• Mining Complex High-Order Datasets

      Megalooikonomou, Vasilis; Obradovic, Zoran; Lakaemper, Rolf; Mohamed, Feroze B.; Faro, Scott H. (Temple University. Libraries, 2010)
      Selection of an appropriate structure for storage and analysis of complex datasets is a vital but often overlooked decision in the design of data mining and machine learning experiments. Most present techniques impose a matrix structure on the dataset, with rows representing observations and columns representing features. While this assumption is reasonable when features are scalar and do not exhibit co-dependence, the matrix data model becomes inappropriate when dependencies between non-target features must be modeled in parallel, or when features naturally take the form of higher-order multilinear structures. Such datasets particularly abound in functional medical imaging modalities, such as fMRI, where accurate integration of both spatial and temporal information is critical. Although necessary to take full advantage of the high-order structure of these datasets and built on well-studied mathematical tools, tensor analysis methodologies have only recently entered widespread use in the data mining community and remain relatively absent from the literature within the biomedical domain. Furthermore, naive tensor approaches suffer from fundamental efficiency problems which limit their practical use in large-scale high-order mining and do not capture local neighborhoods necessary for accurate spatiotemporal analysis.

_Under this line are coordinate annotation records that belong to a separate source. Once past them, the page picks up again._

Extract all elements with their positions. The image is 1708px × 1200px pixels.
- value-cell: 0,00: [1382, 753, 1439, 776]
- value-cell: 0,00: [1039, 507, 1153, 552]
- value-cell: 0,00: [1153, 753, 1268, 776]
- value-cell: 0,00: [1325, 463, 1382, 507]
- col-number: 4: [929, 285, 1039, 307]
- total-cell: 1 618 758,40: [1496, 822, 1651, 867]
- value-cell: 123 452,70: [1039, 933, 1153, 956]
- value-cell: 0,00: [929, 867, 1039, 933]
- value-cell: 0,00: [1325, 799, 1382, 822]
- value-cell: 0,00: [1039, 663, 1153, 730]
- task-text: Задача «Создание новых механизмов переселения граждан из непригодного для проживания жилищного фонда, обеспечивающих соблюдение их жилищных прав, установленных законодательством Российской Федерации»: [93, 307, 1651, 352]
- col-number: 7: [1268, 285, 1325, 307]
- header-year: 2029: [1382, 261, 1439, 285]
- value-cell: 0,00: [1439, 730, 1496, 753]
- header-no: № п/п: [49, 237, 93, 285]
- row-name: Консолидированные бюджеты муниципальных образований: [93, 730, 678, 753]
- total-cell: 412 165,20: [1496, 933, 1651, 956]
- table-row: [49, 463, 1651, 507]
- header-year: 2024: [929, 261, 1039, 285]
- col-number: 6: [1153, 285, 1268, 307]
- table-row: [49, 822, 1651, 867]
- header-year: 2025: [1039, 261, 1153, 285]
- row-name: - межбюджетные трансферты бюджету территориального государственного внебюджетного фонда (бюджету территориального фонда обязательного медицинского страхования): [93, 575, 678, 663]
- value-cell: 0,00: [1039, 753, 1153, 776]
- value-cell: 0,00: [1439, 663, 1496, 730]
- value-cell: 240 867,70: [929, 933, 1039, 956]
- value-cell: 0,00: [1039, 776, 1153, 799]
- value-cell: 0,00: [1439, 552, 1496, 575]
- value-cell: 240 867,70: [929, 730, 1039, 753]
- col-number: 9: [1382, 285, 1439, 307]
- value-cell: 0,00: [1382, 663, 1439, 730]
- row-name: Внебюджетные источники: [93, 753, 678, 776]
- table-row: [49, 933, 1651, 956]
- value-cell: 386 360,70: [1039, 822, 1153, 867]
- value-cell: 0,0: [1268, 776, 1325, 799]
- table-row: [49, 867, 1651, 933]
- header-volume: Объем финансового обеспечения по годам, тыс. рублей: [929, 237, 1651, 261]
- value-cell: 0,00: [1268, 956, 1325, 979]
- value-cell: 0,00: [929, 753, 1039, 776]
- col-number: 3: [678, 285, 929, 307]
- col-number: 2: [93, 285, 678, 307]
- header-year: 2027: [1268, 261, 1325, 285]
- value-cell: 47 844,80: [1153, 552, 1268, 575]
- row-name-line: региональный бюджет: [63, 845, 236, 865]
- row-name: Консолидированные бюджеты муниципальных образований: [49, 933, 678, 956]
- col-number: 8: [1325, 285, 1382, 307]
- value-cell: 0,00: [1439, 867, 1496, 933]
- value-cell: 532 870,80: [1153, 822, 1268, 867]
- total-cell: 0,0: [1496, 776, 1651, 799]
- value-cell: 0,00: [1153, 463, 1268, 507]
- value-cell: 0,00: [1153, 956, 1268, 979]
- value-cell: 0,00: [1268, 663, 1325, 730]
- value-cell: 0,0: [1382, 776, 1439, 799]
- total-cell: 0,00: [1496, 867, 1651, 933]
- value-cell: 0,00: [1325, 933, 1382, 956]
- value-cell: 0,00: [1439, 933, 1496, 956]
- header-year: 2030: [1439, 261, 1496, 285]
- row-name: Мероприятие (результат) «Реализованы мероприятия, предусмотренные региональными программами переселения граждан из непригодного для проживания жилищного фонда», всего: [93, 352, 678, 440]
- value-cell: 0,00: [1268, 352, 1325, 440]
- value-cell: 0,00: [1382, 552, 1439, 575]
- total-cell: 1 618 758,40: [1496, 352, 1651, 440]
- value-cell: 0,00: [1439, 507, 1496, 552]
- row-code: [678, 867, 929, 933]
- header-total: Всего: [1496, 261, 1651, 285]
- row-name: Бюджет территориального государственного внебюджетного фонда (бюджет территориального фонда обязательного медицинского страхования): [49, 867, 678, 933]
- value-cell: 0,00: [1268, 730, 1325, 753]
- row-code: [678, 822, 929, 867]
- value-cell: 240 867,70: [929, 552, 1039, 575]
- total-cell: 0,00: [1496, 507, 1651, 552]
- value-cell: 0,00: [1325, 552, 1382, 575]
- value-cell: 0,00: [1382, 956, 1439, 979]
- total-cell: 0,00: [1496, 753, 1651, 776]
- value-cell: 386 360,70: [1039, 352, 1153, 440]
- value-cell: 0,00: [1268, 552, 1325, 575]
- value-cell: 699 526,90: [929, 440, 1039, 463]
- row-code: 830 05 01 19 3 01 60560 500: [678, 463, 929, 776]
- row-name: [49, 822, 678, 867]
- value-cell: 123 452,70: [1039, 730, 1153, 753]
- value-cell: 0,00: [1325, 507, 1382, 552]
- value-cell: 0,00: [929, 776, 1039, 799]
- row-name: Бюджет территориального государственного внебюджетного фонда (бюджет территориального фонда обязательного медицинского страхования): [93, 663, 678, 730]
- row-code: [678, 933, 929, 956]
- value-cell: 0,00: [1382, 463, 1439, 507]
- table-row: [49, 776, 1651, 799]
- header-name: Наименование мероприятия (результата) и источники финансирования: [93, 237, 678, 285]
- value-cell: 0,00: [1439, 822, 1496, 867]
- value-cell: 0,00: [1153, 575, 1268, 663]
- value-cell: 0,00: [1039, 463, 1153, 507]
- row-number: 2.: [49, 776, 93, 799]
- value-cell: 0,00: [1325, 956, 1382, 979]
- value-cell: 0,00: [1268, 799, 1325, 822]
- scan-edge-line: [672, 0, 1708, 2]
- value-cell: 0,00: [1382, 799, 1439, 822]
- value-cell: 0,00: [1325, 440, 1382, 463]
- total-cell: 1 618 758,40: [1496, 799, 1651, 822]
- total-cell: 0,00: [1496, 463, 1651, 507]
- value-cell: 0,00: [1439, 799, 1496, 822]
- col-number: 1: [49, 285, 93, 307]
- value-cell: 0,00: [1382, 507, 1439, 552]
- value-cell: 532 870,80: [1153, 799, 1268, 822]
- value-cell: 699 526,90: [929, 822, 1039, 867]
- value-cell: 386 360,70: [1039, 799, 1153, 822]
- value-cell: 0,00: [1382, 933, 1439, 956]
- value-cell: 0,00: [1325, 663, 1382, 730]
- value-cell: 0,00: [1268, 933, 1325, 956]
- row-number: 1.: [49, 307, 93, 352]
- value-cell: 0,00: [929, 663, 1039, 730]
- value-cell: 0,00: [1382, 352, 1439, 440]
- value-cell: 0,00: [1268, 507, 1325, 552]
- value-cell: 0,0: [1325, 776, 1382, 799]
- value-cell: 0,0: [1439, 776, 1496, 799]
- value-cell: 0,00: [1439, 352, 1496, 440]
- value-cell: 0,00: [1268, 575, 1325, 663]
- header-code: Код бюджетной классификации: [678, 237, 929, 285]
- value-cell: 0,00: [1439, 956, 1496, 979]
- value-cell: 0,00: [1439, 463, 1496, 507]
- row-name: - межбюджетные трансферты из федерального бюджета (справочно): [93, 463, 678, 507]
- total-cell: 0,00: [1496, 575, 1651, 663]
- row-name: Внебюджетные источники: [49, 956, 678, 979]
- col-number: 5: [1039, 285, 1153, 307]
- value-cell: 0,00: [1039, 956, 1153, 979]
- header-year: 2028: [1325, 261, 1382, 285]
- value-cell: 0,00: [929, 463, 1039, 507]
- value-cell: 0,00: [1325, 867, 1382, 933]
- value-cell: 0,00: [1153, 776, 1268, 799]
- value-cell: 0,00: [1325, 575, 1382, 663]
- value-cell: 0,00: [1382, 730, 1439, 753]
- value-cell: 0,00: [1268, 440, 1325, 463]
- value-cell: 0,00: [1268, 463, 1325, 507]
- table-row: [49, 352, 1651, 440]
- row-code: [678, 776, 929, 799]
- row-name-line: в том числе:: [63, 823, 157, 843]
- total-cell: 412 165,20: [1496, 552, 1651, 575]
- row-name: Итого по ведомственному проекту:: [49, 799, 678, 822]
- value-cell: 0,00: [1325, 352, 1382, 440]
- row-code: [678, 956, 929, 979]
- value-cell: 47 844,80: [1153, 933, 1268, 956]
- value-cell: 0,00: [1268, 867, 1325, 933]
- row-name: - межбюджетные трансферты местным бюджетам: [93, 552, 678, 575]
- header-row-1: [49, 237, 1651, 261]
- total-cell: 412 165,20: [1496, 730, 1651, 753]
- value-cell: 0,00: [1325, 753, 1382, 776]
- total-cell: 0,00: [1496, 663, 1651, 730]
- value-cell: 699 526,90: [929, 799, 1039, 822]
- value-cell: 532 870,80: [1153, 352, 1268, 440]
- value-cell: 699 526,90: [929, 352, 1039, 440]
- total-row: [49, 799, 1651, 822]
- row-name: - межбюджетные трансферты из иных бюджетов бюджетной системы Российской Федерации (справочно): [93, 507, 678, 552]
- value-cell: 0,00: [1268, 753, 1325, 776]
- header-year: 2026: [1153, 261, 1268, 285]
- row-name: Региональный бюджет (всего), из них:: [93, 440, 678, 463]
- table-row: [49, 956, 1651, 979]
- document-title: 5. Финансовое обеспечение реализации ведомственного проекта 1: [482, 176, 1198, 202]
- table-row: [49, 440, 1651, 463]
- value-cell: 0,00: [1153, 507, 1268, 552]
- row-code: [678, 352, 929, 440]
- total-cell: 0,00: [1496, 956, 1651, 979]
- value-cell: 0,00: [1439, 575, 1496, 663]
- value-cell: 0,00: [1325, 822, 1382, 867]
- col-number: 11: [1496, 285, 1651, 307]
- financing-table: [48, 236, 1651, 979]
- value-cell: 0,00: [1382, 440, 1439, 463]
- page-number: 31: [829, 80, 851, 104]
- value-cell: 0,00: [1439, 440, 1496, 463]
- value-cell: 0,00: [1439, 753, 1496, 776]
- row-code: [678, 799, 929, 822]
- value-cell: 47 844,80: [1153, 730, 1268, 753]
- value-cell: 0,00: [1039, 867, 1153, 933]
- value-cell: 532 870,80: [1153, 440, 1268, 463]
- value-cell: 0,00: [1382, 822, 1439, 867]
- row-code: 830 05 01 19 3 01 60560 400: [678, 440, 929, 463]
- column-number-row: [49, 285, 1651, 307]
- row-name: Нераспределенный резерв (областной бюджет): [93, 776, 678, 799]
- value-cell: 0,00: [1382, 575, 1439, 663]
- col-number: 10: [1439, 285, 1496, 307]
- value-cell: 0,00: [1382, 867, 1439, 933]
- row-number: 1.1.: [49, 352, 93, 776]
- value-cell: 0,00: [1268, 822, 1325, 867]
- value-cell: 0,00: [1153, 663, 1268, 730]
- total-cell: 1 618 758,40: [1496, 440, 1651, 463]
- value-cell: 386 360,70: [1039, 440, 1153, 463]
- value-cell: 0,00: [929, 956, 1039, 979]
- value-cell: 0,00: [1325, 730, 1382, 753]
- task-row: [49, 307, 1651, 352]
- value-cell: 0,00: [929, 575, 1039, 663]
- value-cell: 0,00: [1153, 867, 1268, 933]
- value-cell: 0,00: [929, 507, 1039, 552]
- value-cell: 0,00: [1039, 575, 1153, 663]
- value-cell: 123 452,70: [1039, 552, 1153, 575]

To address these issues, a comprehensive framework based on wavelet analysis, tensor decomposition, and the WaveCluster algorithm is proposed for addressing the problems of preprocessing, classification, clustering, compression, feature extraction, and latent concept discovery on large-scale high-order datasets, with a particular emphasis on applications in computer-assisted diagnosis. Our framework is evaluated on a 9.3 GB fMRI motor task dataset of both high dimensionality and high order, performing favorably against traditional voxelwise and spectral methods of analysis, discovering latent concepts suggestive of subject handedness, and reducing space and time complexities by up to two orders of magnitude. Novel wavelet and tensor tools are derived in the course of this work, including a novel formulation of an r-dimensional wavelet transform in terms of elementary tensor operations and an enhanced WaveCluster algorithm capable of clustering real-valued as well as binary data. Sparseness-exploiting properties are demonstrated and variations of core algorithms for specialized tasks such as image segmentation are presented.